For example, the research presented by Strong and Midden (2020) assessed individual differences between older adult musicians and non-musicians that continue or discontinue playing into late life. The study by Evans and Liu (2019) addressed individual and psychological wellbeing. Their quantitative research investigated the effects of participation in a high school orchestra on members’ self-esteem. In contrast, at the community level, the study by Mares et al. (2020) assessed several arts interventions designed to address structural violence and structural vulnerability that effect the wellbeing of farmworker communities. Of note, participatory dance programs were found to benefit participants on a holistic level. Findings show positive results on physical, social, and psychological wellbeing (Kitwana, 2014; Moe, 2014; Feinberg et al., 2016; O’Brien, 2016; Schroeder et al., 2017; Atkins et al., 2018; Campbell, 2019).
Outcomes Measured
The included articles reported several types of research outcomes. These outcomes were coded utilizing the taxonomy by Dodd et al. (2018). This taxonomy was used in a recent scoping review (Golden et al., 2019). In this taxonomy the outcomes are divided into a core area and a subdomain. wellbeing outcomes were found in two core areas: Life Impact and Resource Use. Most studies reported outcomes in the Life Impact domain with Emotional Functioning/Wellbeing (n = 21) and Social Functioning (n = 19) as the most common areas of focus. In the subsequent paragraphs, Life Impact including social, emotional, and physical functioning, global quality of life, and cognitive functioning is followed by Resource Use including economic and hospital/healthcare.
Life Impact-Emotional Functioning
Emotional functioning is defined as the “impact of disease/condition on emotions or overall wellbeing (e.g., ability to cope, worry, frustration, confidence, perceptions regarding body image and appearance, psychological status, stigma, life satisfaction, meaning and purpose, positive affect, self-esteem, self-perception, and self-efficacy)” (Dodd et al., 2018).

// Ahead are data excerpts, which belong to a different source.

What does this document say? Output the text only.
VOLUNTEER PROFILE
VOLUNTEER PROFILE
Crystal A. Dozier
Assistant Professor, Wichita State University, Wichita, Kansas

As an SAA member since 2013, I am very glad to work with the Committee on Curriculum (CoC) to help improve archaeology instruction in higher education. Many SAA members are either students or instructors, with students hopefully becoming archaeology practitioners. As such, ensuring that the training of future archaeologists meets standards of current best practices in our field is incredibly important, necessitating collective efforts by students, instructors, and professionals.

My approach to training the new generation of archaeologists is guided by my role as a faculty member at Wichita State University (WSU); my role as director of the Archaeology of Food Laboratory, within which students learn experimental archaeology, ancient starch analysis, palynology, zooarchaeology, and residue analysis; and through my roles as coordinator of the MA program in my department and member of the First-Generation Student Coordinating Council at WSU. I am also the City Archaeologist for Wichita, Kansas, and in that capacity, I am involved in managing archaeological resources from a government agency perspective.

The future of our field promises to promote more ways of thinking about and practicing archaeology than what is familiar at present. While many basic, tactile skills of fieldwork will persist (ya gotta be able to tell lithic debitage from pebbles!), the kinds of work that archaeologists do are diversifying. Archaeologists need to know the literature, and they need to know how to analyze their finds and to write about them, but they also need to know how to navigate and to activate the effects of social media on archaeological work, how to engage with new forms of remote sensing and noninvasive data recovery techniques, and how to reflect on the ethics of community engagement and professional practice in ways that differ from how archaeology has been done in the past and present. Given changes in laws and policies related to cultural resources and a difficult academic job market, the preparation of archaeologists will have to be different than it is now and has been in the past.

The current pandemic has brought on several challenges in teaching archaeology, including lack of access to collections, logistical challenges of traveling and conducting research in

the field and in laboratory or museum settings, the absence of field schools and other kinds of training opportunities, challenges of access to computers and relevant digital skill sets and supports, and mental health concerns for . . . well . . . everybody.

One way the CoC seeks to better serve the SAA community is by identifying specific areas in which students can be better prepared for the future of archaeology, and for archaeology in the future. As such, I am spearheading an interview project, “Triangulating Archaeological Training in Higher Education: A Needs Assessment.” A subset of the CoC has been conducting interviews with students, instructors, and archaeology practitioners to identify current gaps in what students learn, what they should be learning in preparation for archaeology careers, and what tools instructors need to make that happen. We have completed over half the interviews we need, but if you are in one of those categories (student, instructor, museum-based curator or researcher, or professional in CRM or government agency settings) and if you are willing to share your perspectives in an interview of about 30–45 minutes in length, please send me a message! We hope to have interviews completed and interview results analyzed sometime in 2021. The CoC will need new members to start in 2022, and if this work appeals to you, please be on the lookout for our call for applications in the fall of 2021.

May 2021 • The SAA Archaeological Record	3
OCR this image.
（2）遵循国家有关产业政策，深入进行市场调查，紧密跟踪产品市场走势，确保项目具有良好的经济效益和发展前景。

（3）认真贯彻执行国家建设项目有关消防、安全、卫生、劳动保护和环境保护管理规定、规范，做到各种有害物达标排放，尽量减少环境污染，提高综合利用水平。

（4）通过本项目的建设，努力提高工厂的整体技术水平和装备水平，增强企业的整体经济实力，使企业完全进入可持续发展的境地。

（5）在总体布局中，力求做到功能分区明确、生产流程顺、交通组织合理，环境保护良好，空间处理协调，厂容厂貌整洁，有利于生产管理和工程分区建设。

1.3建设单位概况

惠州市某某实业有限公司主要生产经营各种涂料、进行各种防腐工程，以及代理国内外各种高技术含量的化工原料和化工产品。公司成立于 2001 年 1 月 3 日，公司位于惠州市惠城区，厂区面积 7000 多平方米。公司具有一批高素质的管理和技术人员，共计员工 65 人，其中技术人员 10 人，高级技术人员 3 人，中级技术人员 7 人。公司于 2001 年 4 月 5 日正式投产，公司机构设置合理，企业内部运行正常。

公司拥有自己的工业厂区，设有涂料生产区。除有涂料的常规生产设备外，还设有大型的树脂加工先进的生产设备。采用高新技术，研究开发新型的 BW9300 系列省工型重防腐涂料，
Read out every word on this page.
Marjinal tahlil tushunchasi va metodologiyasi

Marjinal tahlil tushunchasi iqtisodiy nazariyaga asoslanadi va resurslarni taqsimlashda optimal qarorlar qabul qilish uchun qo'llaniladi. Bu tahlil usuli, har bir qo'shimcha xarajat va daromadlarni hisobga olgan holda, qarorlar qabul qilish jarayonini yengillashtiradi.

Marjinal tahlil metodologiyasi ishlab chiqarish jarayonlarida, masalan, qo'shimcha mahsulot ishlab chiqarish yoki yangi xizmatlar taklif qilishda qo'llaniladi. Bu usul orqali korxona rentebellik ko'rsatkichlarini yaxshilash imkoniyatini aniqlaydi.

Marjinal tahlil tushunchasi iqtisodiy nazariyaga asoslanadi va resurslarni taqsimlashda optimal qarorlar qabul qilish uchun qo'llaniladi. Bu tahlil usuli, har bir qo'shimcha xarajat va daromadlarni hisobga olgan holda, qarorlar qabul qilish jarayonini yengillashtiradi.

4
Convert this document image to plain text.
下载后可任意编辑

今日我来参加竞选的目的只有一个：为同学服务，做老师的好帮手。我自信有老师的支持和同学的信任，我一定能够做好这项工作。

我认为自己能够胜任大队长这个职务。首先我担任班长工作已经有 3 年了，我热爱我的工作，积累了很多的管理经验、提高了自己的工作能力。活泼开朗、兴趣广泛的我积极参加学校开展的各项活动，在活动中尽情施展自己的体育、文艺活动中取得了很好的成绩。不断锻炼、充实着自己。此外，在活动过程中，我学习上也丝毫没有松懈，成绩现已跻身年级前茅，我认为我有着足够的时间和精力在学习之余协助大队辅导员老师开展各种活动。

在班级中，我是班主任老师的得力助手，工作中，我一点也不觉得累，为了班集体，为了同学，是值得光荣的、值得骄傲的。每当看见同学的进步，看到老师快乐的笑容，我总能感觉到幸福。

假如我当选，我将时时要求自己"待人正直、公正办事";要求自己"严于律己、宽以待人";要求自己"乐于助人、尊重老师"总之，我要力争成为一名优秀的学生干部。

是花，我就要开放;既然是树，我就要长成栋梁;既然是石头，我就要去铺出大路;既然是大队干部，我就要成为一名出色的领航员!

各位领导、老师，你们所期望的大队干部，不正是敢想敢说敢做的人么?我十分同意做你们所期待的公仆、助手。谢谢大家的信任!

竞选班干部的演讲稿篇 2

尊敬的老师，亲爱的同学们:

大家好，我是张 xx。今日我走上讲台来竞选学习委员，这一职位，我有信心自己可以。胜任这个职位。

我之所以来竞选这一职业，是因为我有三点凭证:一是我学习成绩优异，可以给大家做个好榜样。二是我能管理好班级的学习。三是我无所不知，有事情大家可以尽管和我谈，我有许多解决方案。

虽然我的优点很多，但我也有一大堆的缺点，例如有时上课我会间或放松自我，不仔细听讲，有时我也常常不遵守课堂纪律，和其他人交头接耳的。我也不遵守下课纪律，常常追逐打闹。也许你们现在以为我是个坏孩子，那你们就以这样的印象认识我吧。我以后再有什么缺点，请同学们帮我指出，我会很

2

Reported outcomes in this area included increases in self-awareness, self-esteem, happiness, confidence, self-efficacy, grit, vitality, sense of self-achievement, experience of flow, positive attitude toward aging, autonomy, competence, motivation, empowerment, psychological safety, and feeling valued, as well as reductions in negative affect and mental health distress (n-21). For example, in a study of the effects of a 6-week Drama Workshop program, Moore et al. (2017) found that participants reported positive changes in happiness, confidence, and self-esteem post-treatment.
Life Impact-Social Functioning
Social functioning refers to “the impact of disease/condition on social functions (e.g., ability to socialize, behavior in society, communication, companionship, psychosocial development, aggression, recidivism, participation)” (Dodd et al., 2018). The findings in these studies included increased social cohesion, social activity, social connectedness or a decrease in social isolation/loneliness, or social exclusion after attendance in a class or arts intervention (n = 19). For example, social interaction skills in children with autism were found to improve after several visits to an art museum (Deng, 2017).
Life Impact-Physical Functioning
Seven publications reported that arts interventions impacted physical functioning, defined as “physical activities of daily living (for example, ability to walk, independence, self-care, performance status, disability index, motor skills, sexual dysfunction, health behavior, and management)” (Dodd et al., 2018). Participatory dance affected physical functioning in all studies. Outcomes reported included improved physiologic wellbeing, lowered disease burden, prolonged life, more energy, a stronger body, and increasing physical, social, and psychological fitness (Kitwana, 2014; Moe, 2014; Feinberg et al., 2016; O’Brien, 2016; Schroeder et al., 2017; Atkins et al., 2018; Campbell, 2019). For example, Schroeder et al. (2017) studied an intergenerational program for children and adults in an urban community (n = 521), finding positive physical benefits as well as increased community engagement and enjoyment.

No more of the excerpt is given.